Questão nº 31
Questão de Contabilidade · FGV TCE-TO 2022 (nº 31)
Quando da existência de inflação severa na economia, a premissa contábil básica ameaçada e que tem sua utilidade reduzida é a da:
- Acompetência;
- Bperiodicidade;
- Ccontinuidade;
- Dentidade econômica;
- Eunidade monetária. (alternativa correta)
Resposta comentada
Gabarito Alternativa E
A premissa contábil da unidade monetária parte do pressuposto de que a moeda é um medidor estável de valor, ou seja, que o poder de compra dela não muda com o tempo.

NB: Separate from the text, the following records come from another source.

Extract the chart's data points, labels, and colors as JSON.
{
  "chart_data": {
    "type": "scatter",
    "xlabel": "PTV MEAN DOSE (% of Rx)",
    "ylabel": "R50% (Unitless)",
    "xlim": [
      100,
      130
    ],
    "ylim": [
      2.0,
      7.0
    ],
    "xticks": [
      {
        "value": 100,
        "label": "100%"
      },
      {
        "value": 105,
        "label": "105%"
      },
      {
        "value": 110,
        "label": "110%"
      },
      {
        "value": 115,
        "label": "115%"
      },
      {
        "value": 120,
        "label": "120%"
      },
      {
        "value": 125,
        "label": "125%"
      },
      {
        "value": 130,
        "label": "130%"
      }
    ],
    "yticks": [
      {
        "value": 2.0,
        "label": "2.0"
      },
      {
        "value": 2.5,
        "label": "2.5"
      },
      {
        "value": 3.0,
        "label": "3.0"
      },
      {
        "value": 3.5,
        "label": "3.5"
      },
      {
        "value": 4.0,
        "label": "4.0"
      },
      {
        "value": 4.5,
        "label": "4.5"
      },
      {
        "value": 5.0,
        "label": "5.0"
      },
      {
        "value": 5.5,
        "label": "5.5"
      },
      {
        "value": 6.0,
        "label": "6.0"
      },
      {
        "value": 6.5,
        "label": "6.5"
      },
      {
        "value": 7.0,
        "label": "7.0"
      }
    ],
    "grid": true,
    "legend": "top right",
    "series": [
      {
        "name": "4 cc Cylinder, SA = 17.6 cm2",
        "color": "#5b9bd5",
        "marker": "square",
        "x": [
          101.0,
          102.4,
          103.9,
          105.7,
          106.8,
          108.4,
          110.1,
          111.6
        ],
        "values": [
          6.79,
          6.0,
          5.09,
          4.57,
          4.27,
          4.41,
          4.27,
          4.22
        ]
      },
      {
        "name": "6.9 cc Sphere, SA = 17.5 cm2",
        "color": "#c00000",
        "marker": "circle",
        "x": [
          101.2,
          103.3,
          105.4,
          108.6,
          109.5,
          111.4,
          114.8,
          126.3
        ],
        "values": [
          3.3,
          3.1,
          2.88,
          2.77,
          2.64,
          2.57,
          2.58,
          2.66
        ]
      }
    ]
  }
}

Em cenários de inflação severa, essa estabilidade desaparece, pois o dinheiro perde valor rapidamente, tornando as demonstrações contábeis (que somam valores de datas diferentes) pouco úteis para a tomada de decisão.

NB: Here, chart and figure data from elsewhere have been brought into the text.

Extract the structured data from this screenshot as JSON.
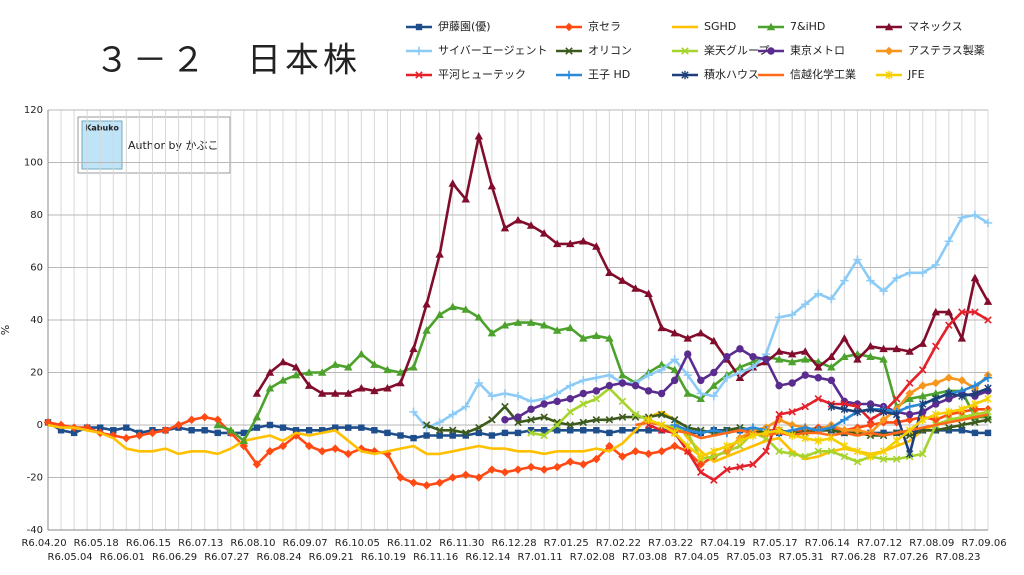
{
  "chart_data": {
    "type": "line",
    "title": "３－２　日本株",
    "y_label": "%",
    "categories": [
      "R6.04.20",
      null,
      "R6.05.04",
      null,
      "R6.05.18",
      null,
      "R6.06.01",
      null,
      "R6.06.15",
      null,
      "R6.06.29",
      null,
      "R6.07.13",
      null,
      "R6.07.27",
      null,
      "R6.08.10",
      null,
      "R6.08.24",
      null,
      "R6.09.07",
      null,
      "R6.09.21",
      null,
      "R6.10.05",
      null,
      "R6.10.19",
      null,
      "R6.11.02",
      null,
      "R6.11.16",
      null,
      "R6.11.30",
      null,
      "R6.12.14",
      null,
      "R6.12.28",
      null,
      "R7.01.11",
      null,
      "R7.01.25",
      null,
      "R7.02.08",
      null,
      "R7.02.22",
      null,
      "R7.03.08",
      null,
      "R7.03.22",
      null,
      "R7.04.05",
      null,
      "R7.04.19",
      null,
      "R7.05.03",
      null,
      "R7.05.17",
      null,
      "R7.05.31",
      null,
      "R7.06.14",
      null,
      "R7.06.28",
      null,
      "R7.07.12",
      null,
      "R7.07.26",
      null,
      "R7.08.09",
      null,
      "R7.08.23",
      null,
      "R7.09.06"
    ],
    "ylim": [
      -40,
      120
    ],
    "yticks": [
      -40,
      -20,
      0,
      20,
      40,
      60,
      80,
      100,
      120
    ],
    "grid": true,
    "series": [
      {
        "name": "伊藤園(優)",
        "color": "#1f4e8c",
        "marker": "square",
        "values": [
          1,
          -2,
          -3,
          -1,
          -1,
          -2,
          -1,
          -3,
          -2,
          -2,
          -1,
          -2,
          -2,
          -3,
          -3,
          -3,
          -1,
          0,
          -1,
          -2,
          -2,
          -2,
          -1,
          -1,
          -1,
          -2,
          -3,
          -4,
          -5,
          -4,
          -4,
          -4,
          -4,
          -3,
          -4,
          -3,
          -3,
          -2,
          -2,
          -2,
          -2,
          -2,
          -2,
          -3,
          -2,
          -2,
          -2,
          -2,
          -2,
          -3,
          -3,
          -2,
          -2,
          -2,
          -3,
          -3,
          -3,
          -3,
          -2,
          -2,
          -2,
          -3,
          -3,
          -3,
          -3,
          -3,
          -3,
          -2,
          -2,
          -2,
          -2,
          -3,
          -3
        ]
      },
      {
        "name": "京セラ",
        "color": "#ff4a14",
        "marker": "diamond",
        "values": [
          1,
          0,
          -1,
          -1,
          -3,
          -4,
          -5,
          -4,
          -3,
          -2,
          0,
          2,
          3,
          2,
          -3,
          -8,
          -15,
          -10,
          -8,
          -4,
          -8,
          -10,
          -9,
          -11,
          -9,
          -10,
          -11,
          -20,
          -22,
          -23,
          -22,
          -20,
          -19,
          -20,
          -17,
          -18,
          -17,
          -16,
          -17,
          -16,
          -14,
          -15,
          -13,
          -8,
          -12,
          -10,
          -11,
          -10,
          -8,
          -10,
          -15,
          -12,
          -10,
          -5,
          -3,
          -2,
          -2,
          -3,
          -2,
          -1,
          -1,
          -2,
          -1,
          0,
          1,
          1,
          2,
          3,
          2,
          4,
          5,
          6,
          6
        ]
      },
      {
        "name": "SGHD",
        "color": "#ffc000",
        "marker": "none",
        "values": [
          0,
          -1,
          -1,
          -2,
          -3,
          -5,
          -9,
          -10,
          -10,
          -9,
          -11,
          -10,
          -10,
          -11,
          -9,
          -6,
          -5,
          -4,
          -6,
          -3,
          -4,
          -3,
          -2,
          -6,
          -10,
          -11,
          -10,
          -9,
          -8,
          -11,
          -11,
          -10,
          -9,
          -8,
          -9,
          -9,
          -10,
          -10,
          -11,
          -10,
          -10,
          -10,
          -9,
          -10,
          -7,
          -2,
          3,
          5,
          2,
          -5,
          -10,
          -14,
          -12,
          -10,
          -8,
          -6,
          -5,
          -10,
          -13,
          -12,
          -10,
          -9,
          -10,
          -11,
          -10,
          -8,
          -6,
          -2,
          0,
          2,
          2,
          3,
          3
        ]
      },
      {
        "name": "7&iHD",
        "color": "#4ca22c",
        "marker": "triangle",
        "values": [
          null,
          null,
          null,
          null,
          null,
          null,
          null,
          null,
          null,
          null,
          null,
          null,
          null,
          0,
          -2,
          -6,
          3,
          14,
          17,
          19,
          20,
          20,
          23,
          22,
          27,
          23,
          21,
          20,
          22,
          36,
          42,
          45,
          44,
          41,
          35,
          38,
          39,
          39,
          38,
          36,
          37,
          33,
          34,
          33,
          19,
          16,
          20,
          23,
          21,
          12,
          10,
          15,
          19,
          22,
          24,
          26,
          25,
          24,
          25,
          24,
          22,
          26,
          27,
          26,
          25,
          7,
          10,
          11,
          12,
          13,
          13,
          3,
          3
        ]
      },
      {
        "name": "マネックス",
        "color": "#820c2c",
        "marker": "triangle",
        "values": [
          null,
          null,
          null,
          null,
          null,
          null,
          null,
          null,
          null,
          null,
          null,
          null,
          null,
          null,
          null,
          null,
          12,
          20,
          24,
          22,
          15,
          12,
          12,
          12,
          14,
          13,
          14,
          16,
          29,
          46,
          65,
          92,
          86,
          110,
          91,
          75,
          78,
          76,
          73,
          69,
          69,
          70,
          68,
          58,
          55,
          52,
          50,
          37,
          35,
          33,
          35,
          32,
          25,
          18,
          22,
          24,
          28,
          27,
          28,
          22,
          26,
          33,
          25,
          30,
          29,
          29,
          28,
          31,
          43,
          43,
          33,
          56,
          47
        ]
      },
      {
        "name": "サイバーエージェント",
        "color": "#8ccbf5",
        "marker": "plus",
        "values": [
          null,
          null,
          null,
          null,
          null,
          null,
          null,
          null,
          null,
          null,
          null,
          null,
          null,
          null,
          null,
          null,
          null,
          null,
          null,
          null,
          null,
          null,
          null,
          null,
          null,
          null,
          null,
          null,
          5,
          -1,
          1,
          4,
          7,
          16,
          11,
          12,
          11,
          9,
          10,
          12,
          15,
          17,
          18,
          19,
          16,
          16,
          19,
          21,
          25,
          19,
          12,
          11,
          18,
          20,
          22,
          27,
          41,
          42,
          46,
          50,
          48,
          55,
          63,
          55,
          51,
          56,
          58,
          58,
          61,
          70,
          79,
          80,
          77
        ]
      },
      {
        "name": "オリコン",
        "color": "#3d5a1e",
        "marker": "x",
        "values": [
          null,
          null,
          null,
          null,
          null,
          null,
          null,
          null,
          null,
          null,
          null,
          null,
          null,
          null,
          null,
          null,
          null,
          null,
          null,
          null,
          null,
          null,
          null,
          null,
          null,
          null,
          null,
          null,
          null,
          0,
          -2,
          -2,
          -3,
          -1,
          2,
          7,
          1,
          2,
          3,
          1,
          0,
          1,
          2,
          2,
          3,
          3,
          3,
          4,
          2,
          -1,
          -2,
          -3,
          -2,
          -1,
          -2,
          -3,
          -2,
          -3,
          -3,
          -2,
          -2,
          -3,
          -3,
          -4,
          -4,
          -3,
          -4,
          -2,
          -2,
          -1,
          0,
          1,
          2
        ]
      },
      {
        "name": "楽天グループ",
        "color": "#a6d42c",
        "marker": "x",
        "values": [
          null,
          null,
          null,
          null,
          null,
          null,
          null,
          null,
          null,
          null,
          null,
          null,
          null,
          null,
          null,
          null,
          null,
          null,
          null,
          null,
          null,
          null,
          null,
          null,
          null,
          null,
          null,
          null,
          null,
          null,
          null,
          null,
          null,
          null,
          null,
          null,
          null,
          -3,
          -4,
          0,
          5,
          8,
          10,
          14,
          9,
          4,
          2,
          0,
          -1,
          -3,
          -13,
          -12,
          -10,
          -8,
          -3,
          -5,
          -10,
          -11,
          -12,
          -10,
          -10,
          -12,
          -14,
          -12,
          -13,
          -13,
          -12,
          -11,
          0,
          2,
          3,
          4,
          5
        ]
      },
      {
        "name": "東京メトロ",
        "color": "#5b2c8f",
        "marker": "circle",
        "values": [
          null,
          null,
          null,
          null,
          null,
          null,
          null,
          null,
          null,
          null,
          null,
          null,
          null,
          null,
          null,
          null,
          null,
          null,
          null,
          null,
          null,
          null,
          null,
          null,
          null,
          null,
          null,
          null,
          null,
          null,
          null,
          null,
          null,
          null,
          null,
          2,
          3,
          6,
          8,
          9,
          10,
          12,
          13,
          15,
          16,
          15,
          13,
          12,
          17,
          27,
          17,
          20,
          26,
          29,
          26,
          25,
          15,
          16,
          19,
          18,
          17,
          9,
          8,
          8,
          7,
          5,
          4,
          5,
          8,
          10,
          12,
          11,
          13
        ]
      },
      {
        "name": "アステラス製薬",
        "color": "#f7961d",
        "marker": "diamond",
        "values": [
          null,
          null,
          null,
          null,
          null,
          null,
          null,
          null,
          null,
          null,
          null,
          null,
          null,
          null,
          null,
          null,
          null,
          null,
          null,
          null,
          null,
          null,
          null,
          null,
          null,
          null,
          null,
          null,
          null,
          null,
          null,
          null,
          null,
          null,
          null,
          null,
          null,
          null,
          null,
          null,
          null,
          null,
          null,
          null,
          null,
          null,
          null,
          null,
          null,
          null,
          null,
          null,
          -10,
          -5,
          -2,
          -1,
          2,
          0,
          -1,
          -2,
          0,
          -2,
          -2,
          -3,
          2,
          6,
          12,
          15,
          16,
          18,
          17,
          14,
          19
        ]
      },
      {
        "name": "平河ヒューテック",
        "color": "#e4202a",
        "marker": "x",
        "values": [
          null,
          null,
          null,
          null,
          null,
          null,
          null,
          null,
          null,
          null,
          null,
          null,
          null,
          null,
          null,
          null,
          null,
          null,
          null,
          null,
          null,
          null,
          null,
          null,
          null,
          null,
          null,
          null,
          null,
          null,
          null,
          null,
          null,
          null,
          null,
          null,
          null,
          null,
          null,
          null,
          null,
          null,
          null,
          null,
          null,
          null,
          0,
          -2,
          -3,
          -10,
          -18,
          -21,
          -17,
          -16,
          -15,
          -10,
          4,
          5,
          7,
          10,
          8,
          8,
          7,
          2,
          5,
          10,
          16,
          21,
          30,
          38,
          43,
          43,
          40
        ]
      },
      {
        "name": "王子 HD",
        "color": "#2a8ad8",
        "marker": "plus",
        "values": [
          null,
          null,
          null,
          null,
          null,
          null,
          null,
          null,
          null,
          null,
          null,
          null,
          null,
          null,
          null,
          null,
          null,
          null,
          null,
          null,
          null,
          null,
          null,
          null,
          null,
          null,
          null,
          null,
          null,
          null,
          null,
          null,
          null,
          null,
          null,
          null,
          null,
          null,
          null,
          null,
          null,
          null,
          null,
          null,
          null,
          null,
          null,
          null,
          0,
          -2,
          -3,
          -2,
          -3,
          -2,
          -1,
          -2,
          -3,
          -2,
          -1,
          -2,
          -1,
          2,
          5,
          6,
          6,
          5,
          7,
          8,
          10,
          12,
          13,
          15,
          18
        ]
      },
      {
        "name": "積水ハウス",
        "color": "#1c3f7a",
        "marker": "star",
        "values": [
          null,
          null,
          null,
          null,
          null,
          null,
          null,
          null,
          null,
          null,
          null,
          null,
          null,
          null,
          null,
          null,
          null,
          null,
          null,
          null,
          null,
          null,
          null,
          null,
          null,
          null,
          null,
          null,
          null,
          null,
          null,
          null,
          null,
          null,
          null,
          null,
          null,
          null,
          null,
          null,
          null,
          null,
          null,
          null,
          null,
          null,
          null,
          null,
          null,
          null,
          null,
          null,
          null,
          null,
          null,
          null,
          null,
          null,
          null,
          null,
          7,
          6,
          5,
          6,
          5,
          4,
          -11,
          8,
          10,
          12,
          11,
          12,
          14
        ]
      },
      {
        "name": "信越化学工業",
        "color": "#ff6a1a",
        "marker": "none",
        "values": [
          null,
          null,
          null,
          null,
          null,
          null,
          null,
          null,
          null,
          null,
          null,
          null,
          null,
          null,
          null,
          null,
          null,
          null,
          null,
          null,
          null,
          null,
          null,
          null,
          null,
          null,
          null,
          null,
          null,
          null,
          null,
          null,
          null,
          null,
          null,
          null,
          null,
          null,
          null,
          null,
          null,
          null,
          null,
          null,
          null,
          0,
          1,
          0,
          -2,
          -3,
          -5,
          -4,
          -3,
          -2,
          -3,
          -4,
          -3,
          -4,
          -3,
          -3,
          -4,
          -3,
          -4,
          -3,
          -4,
          -3,
          -2,
          -1,
          0,
          1,
          2,
          3,
          4
        ]
      },
      {
        "name": "JFE",
        "color": "#f5d000",
        "marker": "star",
        "values": [
          null,
          null,
          null,
          null,
          null,
          null,
          null,
          null,
          null,
          null,
          null,
          null,
          null,
          null,
          null,
          null,
          null,
          null,
          null,
          null,
          null,
          null,
          null,
          null,
          null,
          null,
          null,
          null,
          null,
          null,
          null,
          null,
          null,
          null,
          null,
          null,
          null,
          null,
          null,
          null,
          null,
          null,
          null,
          null,
          null,
          null,
          2,
          0,
          -3,
          -8,
          -12,
          -10,
          -8,
          -6,
          -4,
          -3,
          -2,
          -4,
          -5,
          -6,
          -5,
          -8,
          -10,
          -12,
          -10,
          -6,
          -2,
          2,
          4,
          5,
          6,
          8,
          10
        ]
      }
    ]
  },
  "logo": {
    "badge": "Kabuko",
    "text": "Author by かぶこ"
  }
}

- (A) Incorreta: A competência não é ameaçada pela inflação, pois ela apenas determina que receitas e despesas sejam reconhecidas no período em que ocorrem, independentemente do recebimento ou pagamento.
- (B) Incorreta: A periodicidade também não é afetada, pois ela apenas estabelece que a vida da entidade é dividida em períodos (exercícios sociais) para apuração de resultados.
- (C) Incorreta: A continuidade pressupõe que a entidade continuará operando no futuro previsível; a inflação severa não altera essa premissa, apenas dificulta a mensuração dos valores.
- (D) Incorreta: A entidade econômica trata da separação entre o patrimônio dos sócios e o da empresa; a inflação não interfere nessa distinção conceitual.
- (E) Correta: A unidade monetária é a premissa que perde utilidade, pois ela assume que a moeda é estável. Com inflação severa, os valores históricos registrados não refletem o poder de compra atual, distorcendo a informação contábil. A pegadinha da banca está em confundir "utilidade reduzida" com "erro de registro": os outros postulados continuam válidos, mas a base de mensuração (moeda) fica corrompida, exigindo correção monetária ou reavaliação.
Fonte: FGV TCE-TO 2022 Auditor de Controle Externo - Ciências Contábeis (Caderno Tipo 1). Reproduzida para fins de estudo.